Çocukluk Görsellerim

Zihnimin ekran koruyucusunda hep çocukluk fotoğraflarım akar. Hani o hayatı öğrenirken müthiş bir enerji açığa çıkarya ilkadımlarımızda. Onların flaşları öyle yükseklere patlamış, hala daha dünyaya o zirveden bakıyorum.

Osmanbeyde fotoşipşakçı ilkokula kayıt fotomu çekmişti. Saçlarım o dönem daha kumralmamıştı, bildiğin sarışındım işte.

Öğretmenimiz Nebile hanım, osmanlı, saygının zirvesi olarak baştacıma kuruludur. Kanser illeti onu 3. sınıfa başlatamadı. 3. sınıf biterken o da melek oldu ve uçtu.

Çatıdan koşup bir telin üzerinden aşacaktım. Ama ayağım tele, kafamda betona değdi. O çınlama sonucu eftal hastanesinde doktor babama; sabaha kadar açıldı açıldı, açılmadı gitti demiş. Ben açıldım açılmasına ama beynim hala çınlar, bir sol pazumda çiçek aşısı, birde çınlamam kaldı.
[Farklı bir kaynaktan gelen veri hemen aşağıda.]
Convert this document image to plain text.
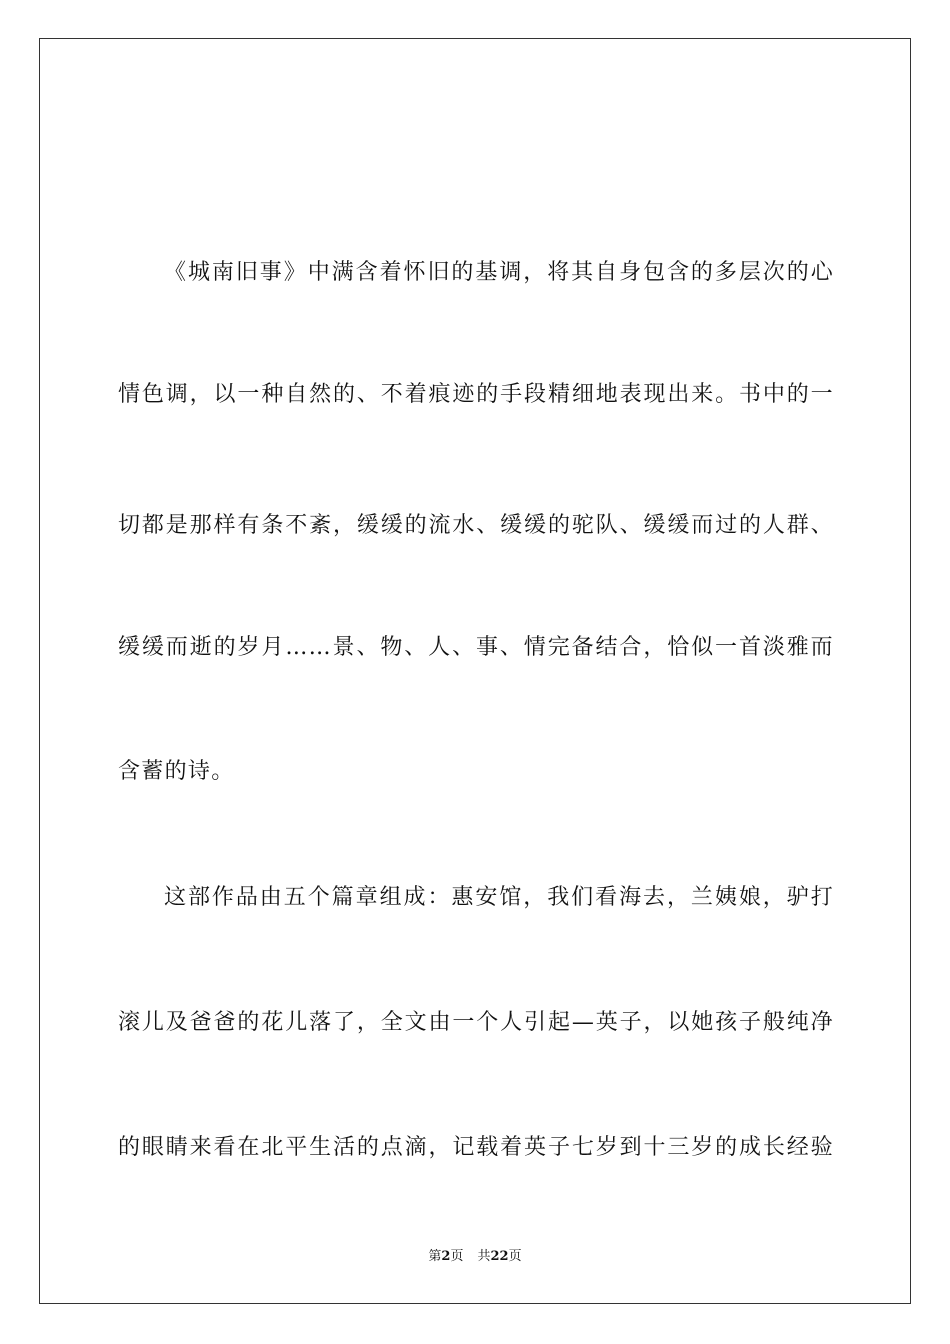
《城南旧事》中满含着怀旧的基调，将其自身包含的多层次的心
情色调，以一种自然的、不着痕迹的手段精细地表现出来。书中的一
切都是那样有条不紊，缓缓的流水、缓缓的驼队、缓缓而过的人群、
缓缓而逝的岁月……景、物、人、事、情完备结合，恰似一首淡雅而
含蓄的诗。
这部作品由五个篇章组成：惠安馆，我们看海去，兰姨娘，驴打
滚儿及爸爸的花儿落了，全文由一个人引起—英子，以她孩子般纯净
的眼睛来看在北平生活的点滴，记载着英子七岁到十三岁的成长经验
第2页 共22页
Kediler, sessiz tanıklarım oldu. Ajdanın dişi kedisi bizim mahalleye atanmıştı, adı duman'dı. Mahallemiz 3 senede kedi guantanamosu oldu. Tüm huylarını öğrendim, kedi mizacı edindim, genelde sessiz miskin keyifçi ama aç veya tehlikedeysem, nükleer tepkiler verebiliyorum.

Tarzan çizgifilmi her perşembe akşamüstüydü. O zaman bu meretin cd si olsa, otuzmilyon satardı. Şimdiki dünyada en son teknoloji ve pazarlamayı biraraya getir, 30 milyon satsın, dile benden ne dilersen.

Öğretmenimin bana verdiği Kahraman köpek romanı ilk okuma armağanımdır, bir bayandan aldığım ilk hediyedir. Ordaki köpeğin maruz kaldığı eziyete sulusepken ağladığımıda bilmezsiniz siz.

Ablamı ve mahalleyi büyüten 3 tekerlekli yeşil bisikleti, tavanın en arasından bulup, parçalayan enerji, ya benim başarım yada metalin yorgunluğu.

Birde çeşitli karakterler var bu ritüelde. Akbaba, hacıfatmaaanım, allahlık mehmet efendi, horoz mehmet, kedi metin, sostete erol.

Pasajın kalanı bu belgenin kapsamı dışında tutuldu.